We are preparing the 2nd Exhibition of Paphiopedilum insigne. Yes, strictly. The Associació Catalana d'Amics de les Orquidies (ACAO) is ready to repeat the success or increase it, if possible, of our first exhibition. A multitude of plants belonging to neighbors of the population of Arenys de Mar where they have grown as a garden plant, will be exposed. The exact address is yet to be defined but the city will once again be Arenys de Mar, coastal city of Barcelona.Spain. The date is still to be defined but could be between 16 and 17 December 2017.
The first sample was already published on the web page of Dr. Tanaka's Paphiopedilum :
http://www.orchid.or.jp/orchid/people/tanaka/Intoshow/InterOShow/enEuro0Show.html

We will inform you soon about the process and exact location of the population.


----------



## fibre (May 24, 2017)

Only _Paphiopedilum insigne_! Sounds like a crazy show to me.
I really would be interested to see photographs of the 1st exhibition!


----------



## JAB (May 24, 2017)

Agreed Fibre. 
Interesting that is the species you decided to focus on. Any reason why?


----------



## Ozpaph (May 25, 2017)

you must take some photos, please


----------



## TyroneGenade (May 25, 2017)

JAB said:


> Agreed Fibre.
> Interesting that is the species you decided to focus on. Any reason why?



A show is an opportunity to draw in the public and maybe convince a few to grow orchids. P. insigne is an easy plant to grow and not too difficult to flower. At least that is my thinking...
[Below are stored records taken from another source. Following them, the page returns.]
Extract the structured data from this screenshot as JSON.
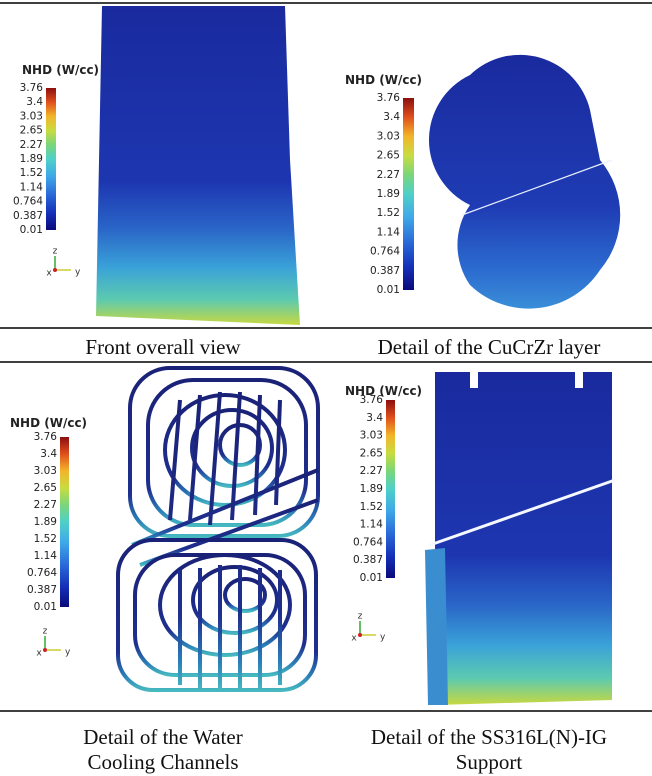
{
  "panels": [
    {
      "caption": [
        "Front overall view"
      ],
      "colorbar": {
        "title": "NHD (W/cc)",
        "labels": [
          "3.76",
          "3.4",
          "3.03",
          "2.65",
          "2.27",
          "1.89",
          "1.52",
          "1.14",
          "0.764",
          "0.387",
          "0.01"
        ]
      },
      "triad": [
        "z",
        "x",
        "y"
      ]
    },
    {
      "caption": [
        "Detail of the CuCrZr layer"
      ],
      "colorbar": {
        "title": "NHD (W/cc)",
        "labels": [
          "3.76",
          "3.4",
          "3.03",
          "2.65",
          "2.27",
          "1.89",
          "1.52",
          "1.14",
          "0.764",
          "0.387",
          "0.01"
        ]
      }
    },
    {
      "caption": [
        "Detail of the Water",
        "Cooling Channels"
      ],
      "colorbar": {
        "title": "NHD (W/cc)",
        "labels": [
          "3.76",
          "3.4",
          "3.03",
          "2.65",
          "2.27",
          "1.89",
          "1.52",
          "1.14",
          "0.764",
          "0.387",
          "0.01"
        ]
      },
      "triad": [
        "z",
        "x",
        "y"
      ]
    },
    {
      "caption": [
        "Detail of the SS316L(N)-IG",
        "Support"
      ],
      "colorbar": {
        "title": "NHD (W/cc)",
        "labels": [
          "3.76",
          "3.4",
          "3.03",
          "2.65",
          "2.27",
          "1.89",
          "1.52",
          "1.14",
          "0.764",
          "0.387",
          "0.01"
        ]
      },
      "triad": [
        "z",
        "x",
        "y"
      ]
    }
  ]
}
I do miss my P. insigne. Wish I could of shoved it in my carry-on luggage when I moved to the US. :sob:


----------



## emydura (May 25, 2017)

I'm expecting there will be some massive specimen plants in full flower which is always a great sight to see. Hopefully you can take some photos.


----------



## Mark Karayannis (May 27, 2017)

An interesting show in deed.


----------